Filosofía en español 
Filosofía en español


Mariano de Cavia

Ibero-América
Otro voto de calidad

Más de dos años há y en más de una ocasión clamó el que esto escribe, desde una anterior tribuna periodística, contra la denominación de «América latina» que han inventado ciertos publicistas y políticos extranjeros para cercenar a España –ya que arrebatárselos del todo es imposible– los títulos históricos y geográficos que la corresponden en el Nuevo Mundo.

Fue aquella una de las muchas prédicas en desierto con que este incorregible Quijote de la pluma y las cuartillas, si fuera vanidoso, se habría impuesto a sí mismo el castigo de su vanidad.

Ya ven ustedes. Ni siquiera mis fraternales compañeros de EL SOL, al rotular una de las principales secciones de este periódico, tuvieron presentes los razonamientos que repetidamente y en tonos nada suaves hube de exponer contra la inexacta y tendenciosa «latinización» de la América española, ibera, o como se la quiera llamar.

Mi humilde voto cayó en el vacío. En el vacío de que, por lo visto, nunca debió salir. Por fortuna, hay votos de más alta calidad –y es de esperar que con mejor suerte– y uno de ellos es el que ha formulado sabiamente Don Ramón Menéndez Pidal en su carta al director de EL SOL.

Su dictamen no ha menester de refrendos. Con todo, me parece que no irá en mala compañía si se le agrega otro voto que tiene singular valor por venir cabalmente de allende el Atlántico: de las tierras que, hágase lo que se hiciere, no es posible «desespañolizar» ni en la raza ni en el habla.

¿Quién no conoce y admira al polígrafo uruguayo José Enrique Rodó, prematuramente arrebatado a la cultura suramericana? En un artículo intitulado Ibero-América, y al estudiar y cantar las líneas majestuosas de los dos grandes ríos del continente, del Amazonas y el Plata, escribía el que ha dado en nuestros días alas de gloria al seudónimo de Ariel:

«No necesitamos los suramericanos, cuando se trate de abonar esta unidad de raza, hablar de una América latina: no necesitamos llamamos latinoamericanos para levantarnos a un nombre general que nos comprenda a todos porque podemos llamarnos algo que signifique una unidad mucho más íntima y concreta; podemos llamarnos «ibero- americanos», nietos de la heroica y civilizadora raza que sólo políticamente se ha fragmentado en dos naciones europeas; y aún podríamos ir más allá y decir que el mismo nombre de hispanoamericanos conviene también a los nativos del Brasil; y yo lo confirmo con la autoridad de Almeida Garret; porque, siendo el nombre de España, en su sentido original y propio, un nombre geográfico, un nombre de región, y no un nombre político o de nacionalidad, el Portugal de hoy tiene, en rigor, tan cumplido derecho a participar de ese nombre geográfico de España como las partes de la península que constituyen la actual nacionalidad española; por lo cual Almeida Garret, el poeta por excelencia del sentimiento nacional lusitano, afirmaba que los portugueses podían, sin menoscabo de su ser independiente, llamarse también, y con entera propiedad españoles.»

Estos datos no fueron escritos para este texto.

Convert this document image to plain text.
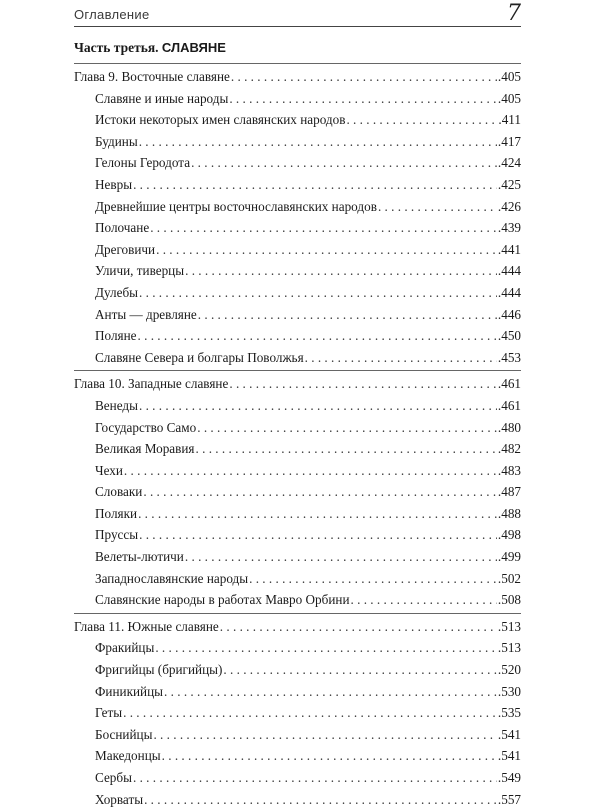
Оглавление	7
Часть третья. СЛАВЯНЕ
Глава 9. Восточные славяне . . .	.405
Славяне и иные народы . . .	.405
Истоки некоторых имен славянских народов . . .	.411
Будины . . .	.417
Гелоны Геродота . . .	.424
Невры . . .	.425
Древнейшие центры восточнославянских народов . . .	.426
Полочане . . .	.439
Дреговичи . . .	.441
Уличи, тиверцы . . .	.444
Дулебы . . .	.444
Анты — древляне . . .	.446
Поляне . . .	.450
Славяне Севера и болгары Поволжья . . .	.453
Глава 10. Западные славяне . . .	.461
Венеды . . .	.461
Государство Само . . .	.480
Великая Моравия . . .	.482
Чехи . . .	.483
Словаки . . .	.487
Поляки . . .	.488
Пруссы . . .	.498
Велеты-лютичи . . .	.499
Западнославянские народы . . .	.502
Славянские народы в работах Мавро Орбини . . .	.508
Глава 11. Южные славяне . . .	.513
Фракийцы . . .	.513
Фригийцы (бригийцы) . . .	.520
Финикийцы . . .	.530
Геты . . .	.535
Боснийцы . . .	.541
Македонцы . . .	.541
Сербы . . .	.549
Хорваты . . .	.557
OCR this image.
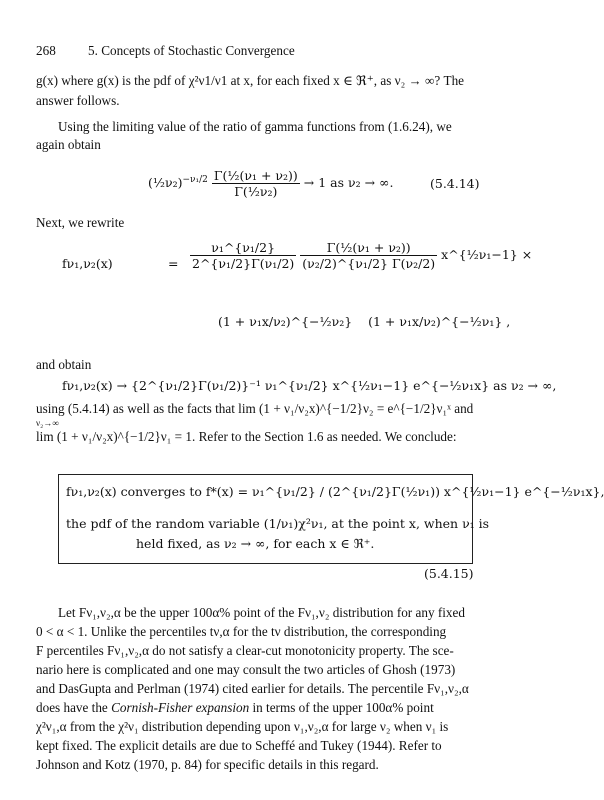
268 5. Concepts of Stochastic Convergence
g(x) where g(x) is the pdf of χ²ν1/ν1 at x, for each fixed x ∈ ℜ⁺, as ν₂ → ∞? The
answer follows.
Using the limiting value of the ratio of gamma functions from (1.6.24), we
again obtain
(½ν₂)$^{-\nu_1/2}$ $\frac{\text{Γ(½(ν₁ + ν₂))}}{\text{Γ(½ν₂)}} \to 1$ as ν₂ → ∞.	(5.4.14)
Next, we rewrite
fν₁,ν₂(x)	= $\frac{\text{ν₁\textasciicircum{}\{ν₁/2\}}}{\text{2\textasciicircum{}\{ν₁/2\}Γ(ν₁/2)}}$
$\frac{\text{Γ(½(ν₁ + ν₂))}}{\text{(ν₂/2)\textasciicircum{}\{ν₁/2\} Γ(ν₂/2)}}$ x^{½ν₁−1} ×
(1 + ν₁x/ν₂)^{−½ν₂} (1 + ν₁x/ν₂)^{−½ν₁} ,
and obtain
fν₁,ν₂(x) → {2^{ν₁/2}Γ(ν₁/2)}⁻¹ ν₁^{ν₁/2} x^{½ν₁−1} e^{−½ν₁x} as ν₂ → ∞,
using (5.4.14) as well as the facts that lim (1 + ν₁/ν₂x)^{−1/2}ν₂ = e^{−1/2}ν₁ˣ and
ν₂→∞
lim (1 + ν₁/ν₂x)^{−1/2}ν₁ = 1. Refer to the Section 1.6 as needed. We conclude:
fν₁,ν₂(x) converges to f*(x) = ν₁^{ν₁/2} / (2^{ν₁/2}Γ(½ν₁)) x^{½ν₁−1} e^{−½ν₁x},
the pdf of the random variable (1/ν₁)χ²ν₁, at the point x, when ν₁ is
held fixed, as ν₂ → ∞, for each x ∈ ℜ⁺.
(5.4.15)
Let Fν₁,ν₂,α be the upper 100α% point of the Fν₁,ν₂ distribution for any fixed
0 < α < 1. Unlike the percentiles tν,α for the tν distribution, the corresponding
F percentiles Fν₁,ν₂,α do not satisfy a clear-cut monotonicity property. The sce-
nario here is complicated and one may consult the two articles of Ghosh (1973)
and DasGupta and Perlman (1974) cited earlier for details. The percentile Fν₁,ν₂,α
does have the Cornish-Fisher expansion in terms of the upper 100α% point
χ²ν₁,α from the χ²ν₁ distribution depending upon ν₁,ν₂,α for large ν₂ when ν₁ is
kept fixed. The explicit details are due to Scheffé and Tukey (1944). Refer to
Johnson and Kotz (1970, p. 84) for specific details in this regard.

Como se ve, Rodó decía en sustancia exactamente lo mismo que ha venido a decir el Sr. Menéndez Pidal eruditamente ampliado y puntualizado en todos sus extremos.

Es muy natural –pues el interés humano está amasado con pequeñeces e injusticias– que otras influencias europeas en América se apropien ciertas denominaciones generales para eclipsar el influjo de los dos pueblos peninsulares, hijos de una madre misma, que han engendrado veinte más allende el Océano.

Ya saben lo que se hacen los que mudan el cartel. Falso de toda falsedad es el adagio francés que dice: Le nom ne fait rien à la chose. No lo hace todo; pero hace mucho. El nombre es el que da a las cosas carácter, expresión y autoridad: esa autoridad, esa expresión y ese carácter de que despojamos cándidamente a los pueblos hispanoamericanos cuando les ponemos el vago y acomodaticio rótulo de «América latina» sacrificando nuestro interés y nuestros títulos seculares en aras de otros intereses y otras influencias.

Mi voto, como mío, no tiene valor alguno; pero al dar el suyo en estas columnas el Sr. Menéndez Pidal, no tengo más remedio que sumar a sus argumentos una convicción que ya había expresado en otra parte más de una vez, aunque sin fructuoso resultado.

Quizás lo tenga ahora, consagrada por dos autoridades como la del benemérito profesor español y la de aquel comprensivo y generoso Ariel que ya tenía dicho en Montevideo lo que hoy decimos en Madrid... y en estas columnas de EL SOL a quien no le duelen prendas en servicio de ninguna causa cuya bondad y razón se pongan a la vista.